U.S.-Iran Crisis Locked in a Stalemate
The Trump administration’s decision to impose sanctions on Iran’s Supreme Leader Ayatollah Ali Khamenei and other senior Iranians hasn’t been well received in Tehran.
President Hassan Rouhani said in a televised address to a meeting of healthcare professionals on 25 June 2019 that President Donald Trump’s measures against Iran’s supreme leader would be “useless.”
“They said they want to confiscate the leader’s property. The leader owns a Hoseyniyyeh [a prayer venue] and a simple house. Our leaders are not like the leaders of other countries who have billions of money on foreign accounts that you could appropriate,” Rouhani said in the televised address.
“You immediately proved you were lying. You are not sincere. You are not looking to negotiate,” he added.
While calling the White House “mentally retarded,” “desperate and confused,” Rouhani ridiculed the US effort to impose sanctions against the supreme leader. He noted that the supreme leader neither visits the US nor does business with it.
“Today, the Americans have become desperate and confused. This has made them take unusual measures and talk nonsense,” he stated.
Foreign Ministry spokesman Abbas Mousavi said the US government “is destroying the established international mechanisms for maintaining world peace and security.”
“Imposing useless sanctions on Iran’s Supreme Leader and the commander of Iran’s diplomacy is a permanent closure of the path of diplomacy,” Mousavi said on Twitter.
What are Trump’s measure?
Trump said the measures would deny Iran’s Supreme Leader and those closely affiliated with him access to key financial resources and support.
“The supreme leader of Iran is one who ultimately is responsible for the hostile conduct of the regime. He’s respected within his country. His office oversees the regime’s most brutal instruments, including the Islamic Revolution Guards Corps,” Trump said to the press in the Oval Office.
National Security Advisor John Bolton called the Islamic Republic “a source of belligerence and aggression” in the Middle East.
Between an invitation to negotiations and demand for complete compliance, Bolton renewed the Trump administration’s demands that Tehran should abandon its efforts to develop nuclear weapons.
“The President has left the door open for real negotiations to completely and verifiably eliminate Iran’s nuclear weapons program, its pursuit of ballistic missile delivery systems, its support for international terrorism and its other malign behaviour worldwide. Iran just has to go through this open door,” Bolton said.

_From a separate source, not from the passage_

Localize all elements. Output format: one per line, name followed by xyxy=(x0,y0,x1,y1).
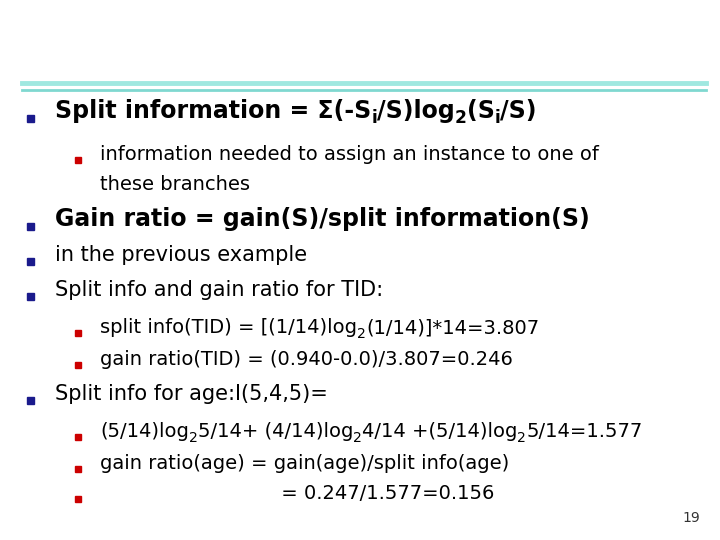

There are real fears of negative impact on neighbours.
Pakistani Foreign Minister Shah Mehmood Qureshi fears that tensions between the US and Iran could also have a negative impact on the situation in neighbouring Afghanistan.
“Pakistan wants a negotiated solution to these tensions. I do not think increasing tensions in the region will help either the US, Iran or the entire region,” Qureshi said.
Tensions between the two countries are now at their highest level in years. Iran’s shooting down of a US drone has also aggravated the tone between Tehran and Washington in recent weeks, as have alleged attacks on cargo ships in the Gulf of Oman, for which the US blamed Iran. While Iran denied responsibility for the ship attacks, it has recently threatened to exceed enrichment limits allowed under the nuclear deal.
On Monday, the UK, Germany, and France issued a joint statement calling for “de-escalation and dialogue” in the midst of “grave concern” over rising tensions in the Gulf region.